Le SMC revient également sur le Volume Complémentaire Cognac Individuel (VCCI), en insistant sur le fait que ce dispositif n’est pas le fruit d’une initiative unilatérale, mais bien d’un accord construit en commun avec les représentants de la viticulture, dans le cadre des instances interprofessionnelles. La mobilisation rapide des partenaires publics et financiers autour de cette mesure est, selon lui, une démonstration concrète de l’efficacité du dialogue codécisionnel.

Conscient néanmoins des tensions actuelles, le SMC rappelle les limites juridiques qui encadrent les relations commerciales individuelles. Il précise qu’aucune instance, y compris interprofessionnelle, ne peut intervenir dans les décisions d’achat ou de prix des maisons, sous peine de contrevenir au droit de la concurrence. En revanche, un rappel formel à l’éthique des pratiques d’achat a été adressé à ses membres dès février. Le syndicat se dit attentif aux situations remontées du terrain, mais réaffirme qu’il ne peut se substituer aux entreprises elles-mêmes.

Enfin, dans un esprit d’apaisement et de responsabilité collective, le SMC appelle à un échange direct déplorant que certaines prises de position publiques nourrissent une opposition entre les familles professionnelles, alors que le socle même de l’appellation repose sur leur complémentarité.

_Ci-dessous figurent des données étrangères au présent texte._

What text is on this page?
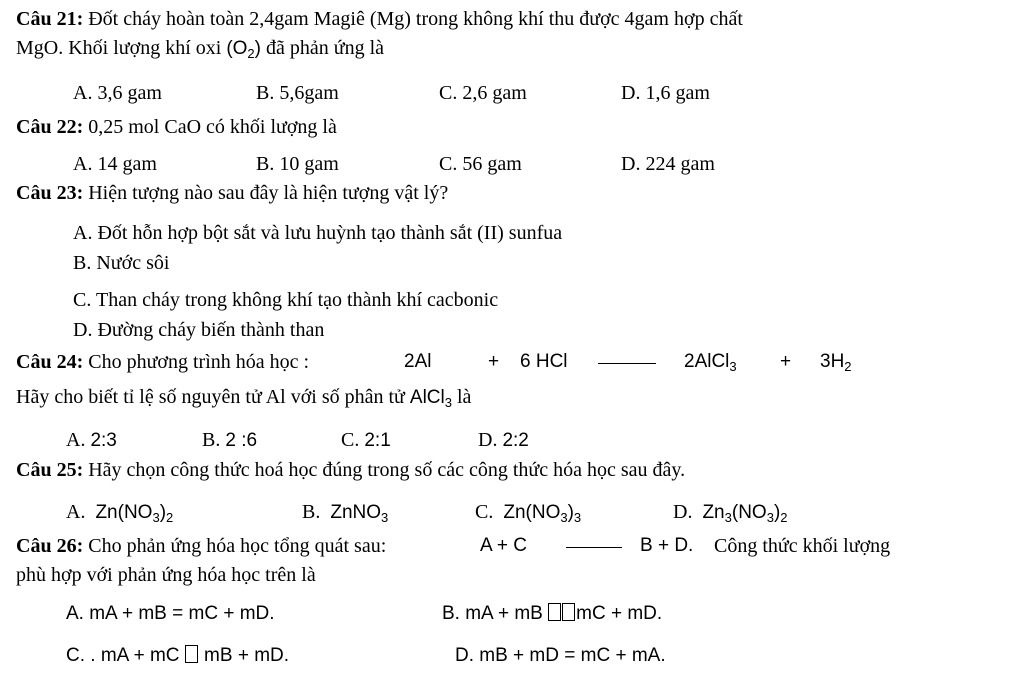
Câu 21: Đốt cháy hoàn toàn 2,4gam Magiê (Mg) trong không khí thu được 4gam hợp chất
MgO. Khối lượng khí oxi $(O_2)$ đã phản ứng là
A. 3,6 gam	B. 5,6gam	C. 2,6 gam	D. 1,6 gam
Câu 22: 0,25 mol CaO có khối lượng là
A. 14 gam	B. 10 gam	C. 56 gam	D. 224 gam
Câu 23: Hiện tượng nào sau đây là hiện tượng vật lý?
A. Đốt hỗn hợp bột sắt và lưu huỳnh tạo thành sắt (II) sunfua
B. Nước sôi
C. Than cháy trong không khí tạo thành khí cacbonic
D. Đường cháy biến thành than
Câu 24: Cho phương trình hóa học :	2Al	+ 6 HCl	2AlCl$_3$ + $3H_2$
Hãy cho biết tỉ lệ số nguyên tử Al với số phân tử AlCl$_3$ là
A. 2:3	B. 2 :6	C. 2:1	D. 2:2
Câu 25: Hãy chọn công thức hoá học đúng trong số các công thức hóa học sau đây.
A. $Zn(NO_3)_2$	B. ZnNO$_3$	C. $Zn(NO_3)_3$	D. $Zn_3(NO_3)_2$
Câu 26: Cho phản ứng hóa học tổng quát sau:	A + C	B + D. Công thức khối lượng
phù hợp với phản ứng hóa học trên là
A. mA + mB = mC + mD.	B. mA + mB mC + mD.
C. . mA + mC  mB + mD.	D. mB + mD = mC + mA.
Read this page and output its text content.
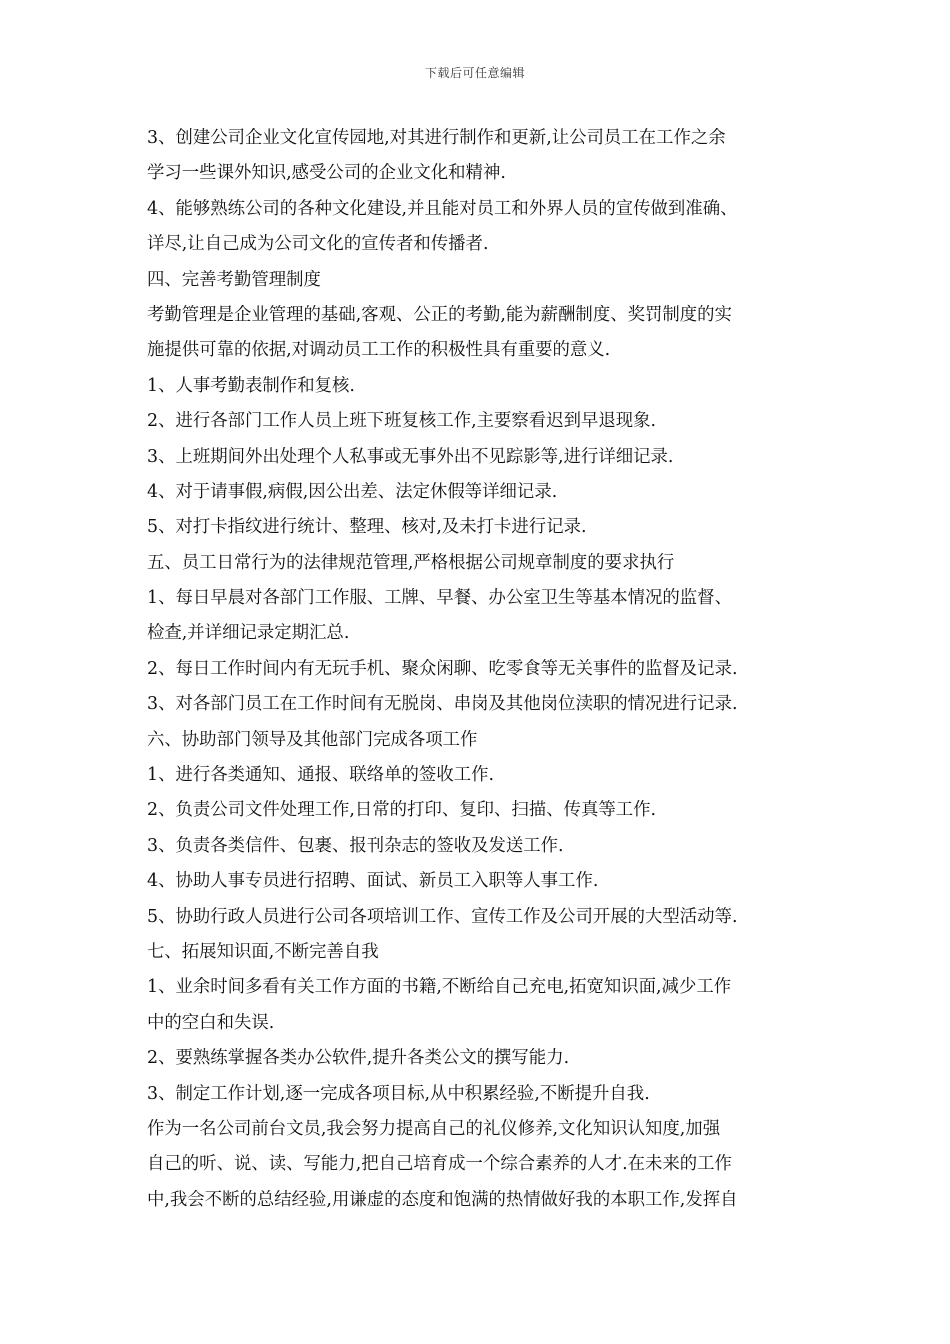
下载后可任意编辑
3、创建公司企业文化宣传园地,对其进行制作和更新,让公司员工在工作之余
学习一些课外知识,感受公司的企业文化和精神.
4、能够熟练公司的各种文化建设,并且能对员工和外界人员的宣传做到准确、
详尽,让自己成为公司文化的宣传者和传播者.
四、完善考勤管理制度
考勤管理是企业管理的基础,客观、公正的考勤,能为薪酬制度、奖罚制度的实
施提供可靠的依据,对调动员工工作的积极性具有重要的意义.
1、人事考勤表制作和复核.
2、进行各部门工作人员上班下班复核工作,主要察看迟到早退现象.
3、上班期间外出处理个人私事或无事外出不见踪影等,进行详细记录.
4、对于请事假,病假,因公出差、法定休假等详细记录.
5、对打卡指纹进行统计、整理、核对,及未打卡进行记录.
五、员工日常行为的法律规范管理,严格根据公司规章制度的要求执行
1、每日早晨对各部门工作服、工牌、早餐、办公室卫生等基本情况的监督、
检查,并详细记录定期汇总.
2、每日工作时间内有无玩手机、聚众闲聊、吃零食等无关事件的监督及记录.
3、对各部门员工在工作时间有无脱岗、串岗及其他岗位渎职的情况进行记录.
六、协助部门领导及其他部门完成各项工作
1、进行各类通知、通报、联络单的签收工作.
2、负责公司文件处理工作,日常的打印、复印、扫描、传真等工作.
3、负责各类信件、包裹、报刊杂志的签收及发送工作.
4、协助人事专员进行招聘、面试、新员工入职等人事工作.
5、协助行政人员进行公司各项培训工作、宣传工作及公司开展的大型活动等.
七、拓展知识面,不断完善自我
1、业余时间多看有关工作方面的书籍,不断给自己充电,拓宽知识面,减少工作
中的空白和失误.
2、要熟练掌握各类办公软件,提升各类公文的撰写能力.
3、制定工作计划,逐一完成各项目标,从中积累经验,不断提升自我.
作为一名公司前台文员,我会努力提高自己的礼仪修养,文化知识认知度,加强
自己的听、说、读、写能力,把自己培育成一个综合素养的人才.在未来的工作
中,我会不断的总结经验,用谦虚的态度和饱满的热情做好我的本职工作,发挥自
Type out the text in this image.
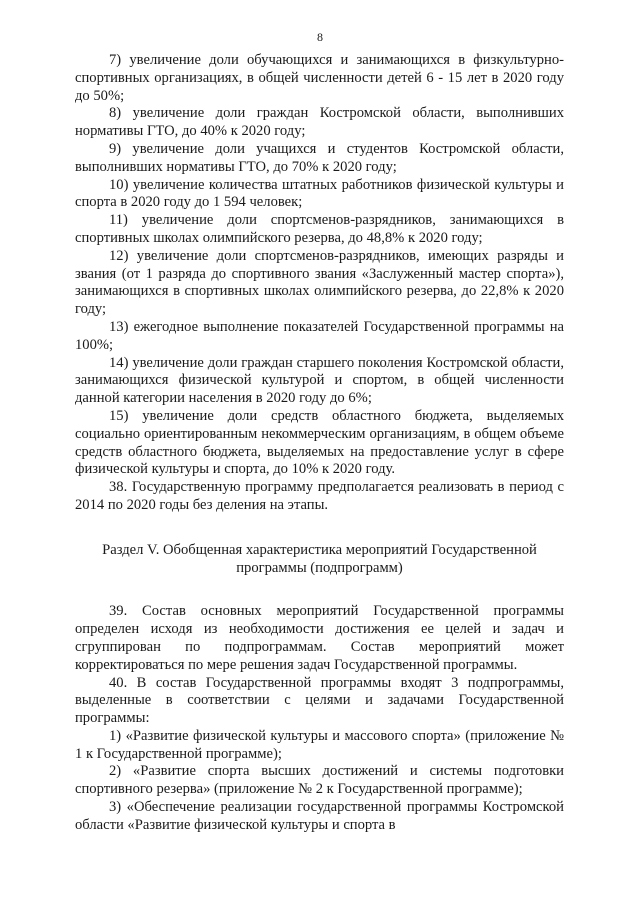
8

7) увеличение доли обучающихся и занимающихся в физкультурно-спортивных организациях, в общей численности детей 6 - 15 лет в 2020 году до 50%;

8) увеличение доли граждан Костромской области, выполнивших нормативы ГТО, до 40% к 2020 году;

9) увеличение доли учащихся и студентов Костромской области, выполнивших нормативы ГТО, до 70% к 2020 году;

10) увеличение количества штатных работников физической культуры и спорта в 2020 году до 1 594 человек;

11) увеличение доли спортсменов-разрядников, занимающихся в спортивных школах олимпийского резерва, до 48,8% к 2020 году;

12) увеличение доли спортсменов-разрядников, имеющих разряды и звания (от 1 разряда до спортивного звания «Заслуженный мастер спорта»), занимающихся в спортивных школах олимпийского резерва, до 22,8% к 2020 году;

13) ежегодное выполнение показателей Государственной программы на 100%;

14) увеличение доли граждан старшего поколения Костромской области, занимающихся физической культурой и спортом, в общей численности данной категории населения в 2020 году до 6%;

15) увеличение доли средств областного бюджета, выделяемых социально ориентированным некоммерческим организациям, в общем объеме средств областного бюджета, выделяемых на предоставление услуг в сфере физической культуры и спорта, до 10% к 2020 году.

38. Государственную программу предполагается реализовать в период с 2014 по 2020 годы без деления на этапы.

Раздел V. Обобщенная характеристика мероприятий Государственной программы (подпрограмм)

39. Состав основных мероприятий Государственной программы определен исходя из необходимости достижения ее целей и задач и сгруппирован по подпрограммам. Состав мероприятий может корректироваться по мере решения задач Государственной программы.

40. В состав Государственной программы входят 3 подпрограммы, выделенные в соответствии с целями и задачами Государственной программы:

1) «Развитие физической культуры и массового спорта» (приложение № 1 к Государственной программе);

2) «Развитие спорта высших достижений и системы подготовки спортивного резерва» (приложение № 2 к Государственной программе);

3) «Обеспечение реализации государственной программы Костромской области «Развитие физической культуры и спорта в
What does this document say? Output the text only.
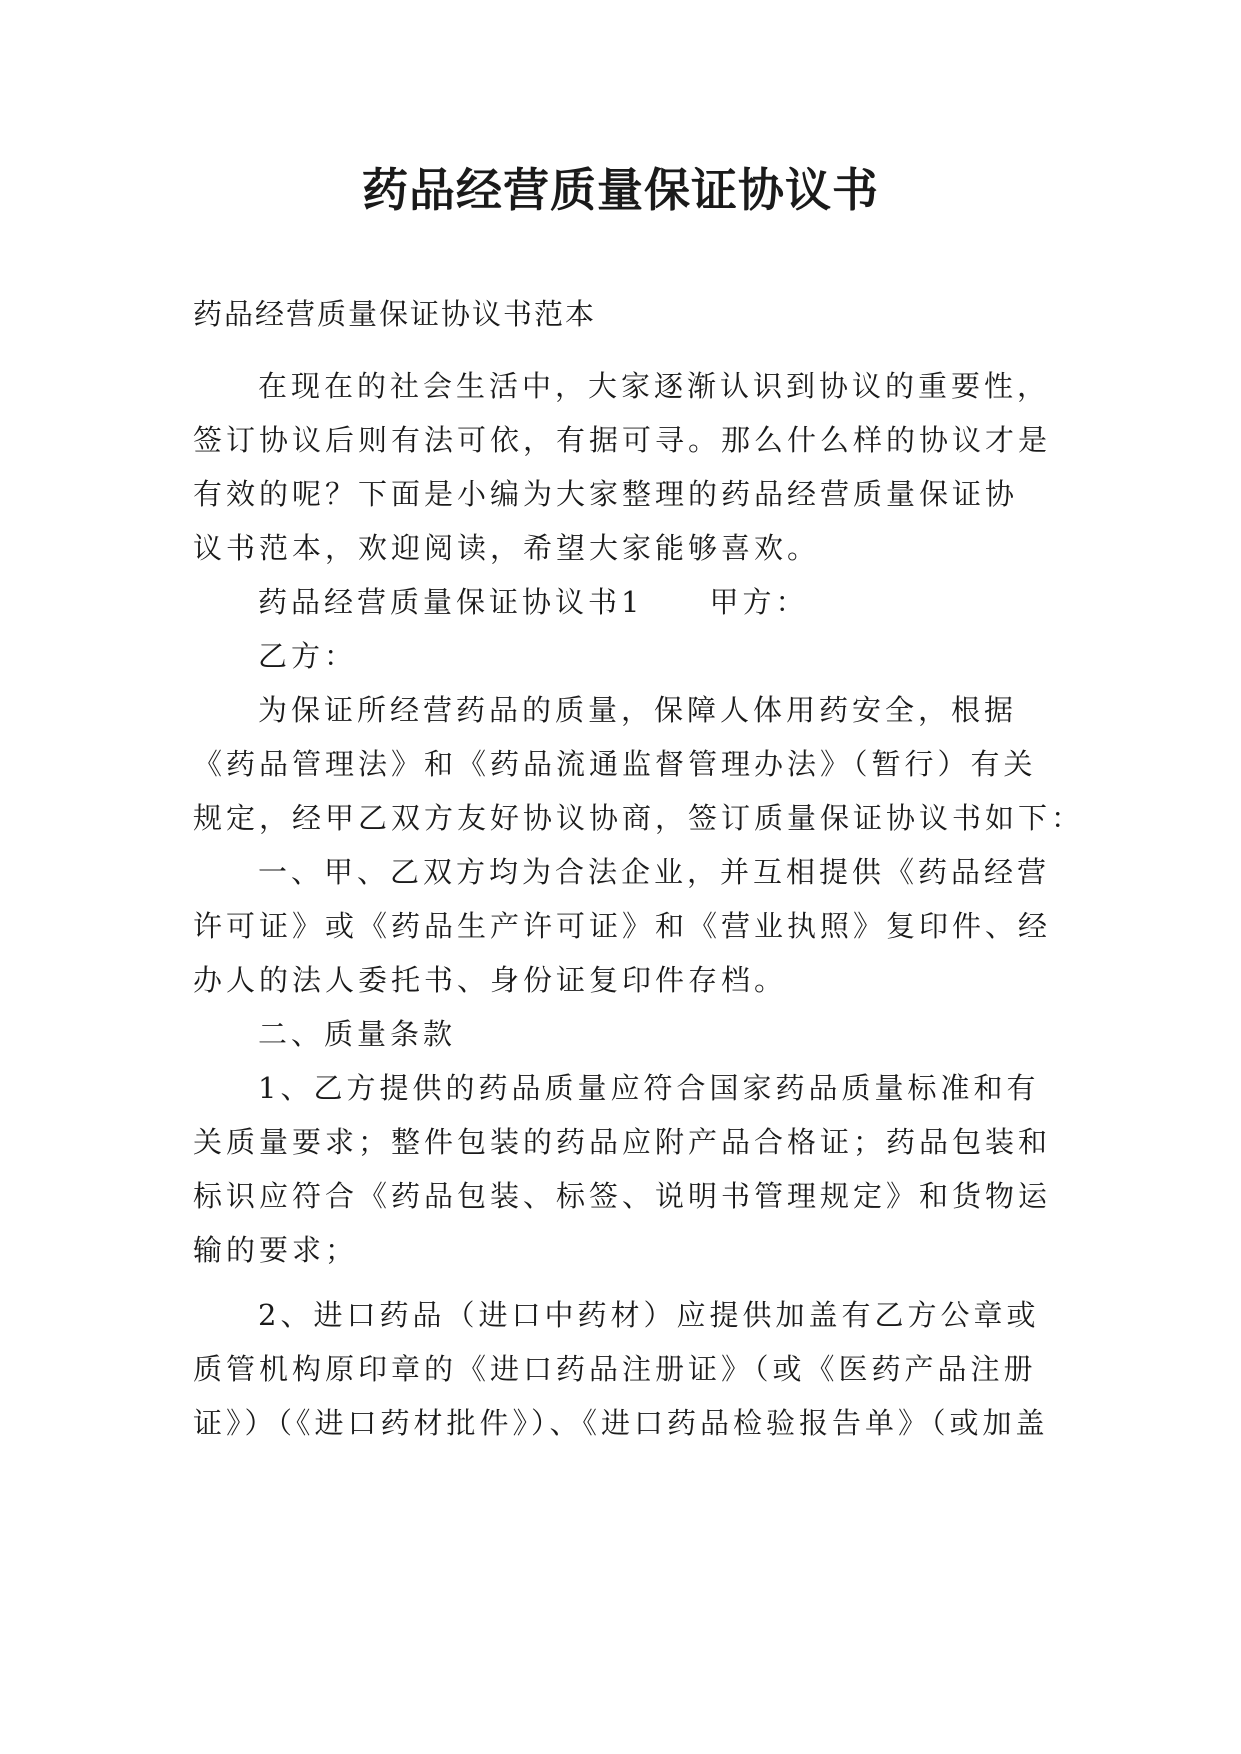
药品经营质量保证协议书
药品经营质量保证协议书范本
在现在的社会生活中，大家逐渐认识到协议的重要性，
签订协议后则有法可依，有据可寻。那么什么样的协议才是
有效的呢？下面是小编为大家整理的药品经营质量保证协
议书范本，欢迎阅读，希望大家能够喜欢。
药品经营质量保证协议书1　　甲方：
乙方：
为保证所经营药品的质量，保障人体用药安全，根据
《药品管理法》和《药品流通监督管理办法》（暂行）有关
规定，经甲乙双方友好协议协商，签订质量保证协议书如下：
一、甲、乙双方均为合法企业，并互相提供《药品经营
许可证》或《药品生产许可证》和《营业执照》复印件、经
办人的法人委托书、身份证复印件存档。
二、质量条款
1、乙方提供的药品质量应符合国家药品质量标准和有
关质量要求；整件包装的药品应附产品合格证；药品包装和
标识应符合《药品包装、标签、说明书管理规定》和货物运
输的要求；
2、进口药品（进口中药材）应提供加盖有乙方公章或
质管机构原印章的《进口药品注册证》（或《医药产品注册
证》）（《进口药材批件》）、《进口药品检验报告单》（或加盖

A Eric Le Gall de rappeler la volonté du négoce de réitérer sa « proposition d’un échange direct, transparent et constructif. Une réunion de travail peut être organisée dans les prochains jours, à votre convenance, afin de clarifier les points de divergence et d’avancer collectivement. »

Divergences de fond et appel à méthode

Au-delà des échanges de surface, les courriers révèlent des divergences profondes sur la lecture de la crise. Les JA posent un diagnostic de rupture : ils estiment que les structures actuelles ne défendent plus efficacement les producteurs. Le SMC répond avec une logique de responsabilité partagée et de continuité interprofessionnelle. L’UGVC, quant à lui, cherche à concilier cette critique du négoce et la valorisation de son action.